Между тем, тот, кого Иосиф II и Екатерина II называли то «дураком», то «дон-Кихотом» «l’emule du heros de la Manche», то «Горе-Богатырем Касиметовичем» и другими презрительными прозвищами, причинял всем громадное беспокойство. Императрица по этому поводу то и дело жаловалась Храповицкому, что у нее «от забот делается алтерация»[8].

Да и было отчего быть «альтерации». Дни стояли жаркие, а о жизни на даче, в Царском Селе, и думать, было нечего. С объявлением манифеста о войне, 30-го июня, императрица переехала в город. На плечах две войны разом – шведская и турецкая. В тот же день, 30-го июня, получается известие, что шведский флот, приближаясь к Ревелю, успел захватить два наших фрегата – «Гектора» и «Ярославца». Дурной знак!

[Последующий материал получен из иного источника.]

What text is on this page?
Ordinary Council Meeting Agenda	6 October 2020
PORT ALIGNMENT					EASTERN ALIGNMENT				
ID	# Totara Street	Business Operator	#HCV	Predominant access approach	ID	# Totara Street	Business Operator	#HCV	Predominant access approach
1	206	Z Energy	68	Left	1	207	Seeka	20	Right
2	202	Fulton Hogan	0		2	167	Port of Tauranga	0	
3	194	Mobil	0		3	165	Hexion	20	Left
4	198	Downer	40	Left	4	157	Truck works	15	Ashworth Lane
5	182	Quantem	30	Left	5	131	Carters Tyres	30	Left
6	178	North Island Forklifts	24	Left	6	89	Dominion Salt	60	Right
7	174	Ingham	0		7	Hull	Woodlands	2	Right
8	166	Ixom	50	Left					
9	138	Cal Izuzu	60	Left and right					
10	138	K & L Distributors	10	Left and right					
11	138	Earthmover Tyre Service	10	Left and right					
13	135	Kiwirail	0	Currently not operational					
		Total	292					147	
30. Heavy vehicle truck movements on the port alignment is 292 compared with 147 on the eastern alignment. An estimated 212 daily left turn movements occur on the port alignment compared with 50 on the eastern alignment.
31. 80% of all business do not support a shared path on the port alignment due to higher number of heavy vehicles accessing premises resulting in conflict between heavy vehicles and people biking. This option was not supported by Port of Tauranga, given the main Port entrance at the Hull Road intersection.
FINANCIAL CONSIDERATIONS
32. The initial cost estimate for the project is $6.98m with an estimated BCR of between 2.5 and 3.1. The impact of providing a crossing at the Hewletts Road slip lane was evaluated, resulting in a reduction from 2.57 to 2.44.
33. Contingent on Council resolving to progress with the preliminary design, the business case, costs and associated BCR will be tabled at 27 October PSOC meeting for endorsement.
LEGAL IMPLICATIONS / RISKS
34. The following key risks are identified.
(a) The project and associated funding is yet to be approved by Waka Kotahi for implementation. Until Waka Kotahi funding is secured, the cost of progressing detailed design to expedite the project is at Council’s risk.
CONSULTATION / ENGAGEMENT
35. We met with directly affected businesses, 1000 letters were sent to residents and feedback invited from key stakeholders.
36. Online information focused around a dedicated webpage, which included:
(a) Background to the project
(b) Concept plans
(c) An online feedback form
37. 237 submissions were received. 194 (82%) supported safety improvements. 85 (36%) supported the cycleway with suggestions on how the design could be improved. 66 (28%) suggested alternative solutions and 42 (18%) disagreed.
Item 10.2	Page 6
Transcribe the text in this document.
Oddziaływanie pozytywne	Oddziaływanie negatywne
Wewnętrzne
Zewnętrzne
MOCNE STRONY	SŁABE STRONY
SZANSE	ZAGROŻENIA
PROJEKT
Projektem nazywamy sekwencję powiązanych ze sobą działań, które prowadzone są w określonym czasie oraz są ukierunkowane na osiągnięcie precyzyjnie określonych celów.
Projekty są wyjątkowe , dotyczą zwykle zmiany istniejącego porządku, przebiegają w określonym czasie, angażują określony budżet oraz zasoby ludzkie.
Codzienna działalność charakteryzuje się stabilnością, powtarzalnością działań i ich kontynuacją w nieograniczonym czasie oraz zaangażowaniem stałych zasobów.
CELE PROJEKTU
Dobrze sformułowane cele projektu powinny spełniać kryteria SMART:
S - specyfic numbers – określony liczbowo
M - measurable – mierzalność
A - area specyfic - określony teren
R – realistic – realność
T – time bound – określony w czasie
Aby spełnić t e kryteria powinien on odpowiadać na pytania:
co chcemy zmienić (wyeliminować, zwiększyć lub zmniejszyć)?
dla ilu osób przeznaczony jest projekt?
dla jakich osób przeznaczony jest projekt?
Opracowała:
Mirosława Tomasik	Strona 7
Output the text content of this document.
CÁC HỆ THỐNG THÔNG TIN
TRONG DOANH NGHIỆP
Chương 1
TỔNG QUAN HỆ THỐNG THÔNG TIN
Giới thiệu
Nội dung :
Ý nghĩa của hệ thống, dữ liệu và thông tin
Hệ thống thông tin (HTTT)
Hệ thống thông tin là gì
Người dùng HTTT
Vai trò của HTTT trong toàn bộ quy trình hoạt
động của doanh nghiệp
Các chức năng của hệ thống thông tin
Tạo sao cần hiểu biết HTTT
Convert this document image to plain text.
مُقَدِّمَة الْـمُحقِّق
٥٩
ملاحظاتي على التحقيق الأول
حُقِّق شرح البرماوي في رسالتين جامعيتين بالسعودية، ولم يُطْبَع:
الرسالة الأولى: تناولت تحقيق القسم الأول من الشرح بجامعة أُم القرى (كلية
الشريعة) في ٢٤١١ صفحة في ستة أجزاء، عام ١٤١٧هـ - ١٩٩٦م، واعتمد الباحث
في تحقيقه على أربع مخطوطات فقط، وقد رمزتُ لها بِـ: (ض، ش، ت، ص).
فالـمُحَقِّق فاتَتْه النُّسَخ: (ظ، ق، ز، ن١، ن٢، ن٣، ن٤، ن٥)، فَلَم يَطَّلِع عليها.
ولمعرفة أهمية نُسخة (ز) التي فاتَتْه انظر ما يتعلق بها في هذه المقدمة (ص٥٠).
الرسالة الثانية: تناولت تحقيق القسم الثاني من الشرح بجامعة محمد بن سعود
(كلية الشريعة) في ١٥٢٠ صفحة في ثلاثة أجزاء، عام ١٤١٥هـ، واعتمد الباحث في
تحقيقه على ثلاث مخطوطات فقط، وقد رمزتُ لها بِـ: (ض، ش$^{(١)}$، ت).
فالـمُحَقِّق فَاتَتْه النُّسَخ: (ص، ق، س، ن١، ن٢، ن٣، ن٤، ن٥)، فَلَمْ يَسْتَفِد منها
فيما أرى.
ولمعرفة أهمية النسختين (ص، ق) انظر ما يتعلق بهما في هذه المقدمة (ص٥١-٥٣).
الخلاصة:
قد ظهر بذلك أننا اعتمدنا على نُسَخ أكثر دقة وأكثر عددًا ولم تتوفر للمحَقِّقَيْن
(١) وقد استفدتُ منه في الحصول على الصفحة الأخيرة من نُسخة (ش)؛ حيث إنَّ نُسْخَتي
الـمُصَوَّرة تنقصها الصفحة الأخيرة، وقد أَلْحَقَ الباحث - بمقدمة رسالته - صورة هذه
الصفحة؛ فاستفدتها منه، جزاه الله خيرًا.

Хотя на молебствии в Петропавловском соборе императрица и была утешена «очень великим многолюдством молящихся и выразилась пред приближенными, что «в Петербурге шведов замечут каменьями с мостовой» (шапками закидаем), однако, тотчас же велела изготовить указы «о вольном наборе людей в Петербурге» и о «наборе мелкопоместных дворян новгородских и тверских», наконец – «о вольном наборе из крестьян казенного ведомства». Мало того, из содержавшихся в крихрехте (под военным судом) от полевых полков приказала простить около ста человек для укомплектования команд, а из «арестантов по морской службе» велела простить более полутораста человек, чтобы только было кого послать на корабли. Волнуясь, она не знала чем угодить солдатикам: так, 7-го июля, она на свои собственные деньги купила сто быков, заплатив 2,006 р., и послала в подарок солдатикам – пусть кушают на здоровье! А когда через несколько дней Храповицкий поднес ей «дешевые антики», до которых императрица была охотница и постоянно покупала, – она отрезала Храповицкому:

вернуться

8

Храповицкий. «Дневник», 95.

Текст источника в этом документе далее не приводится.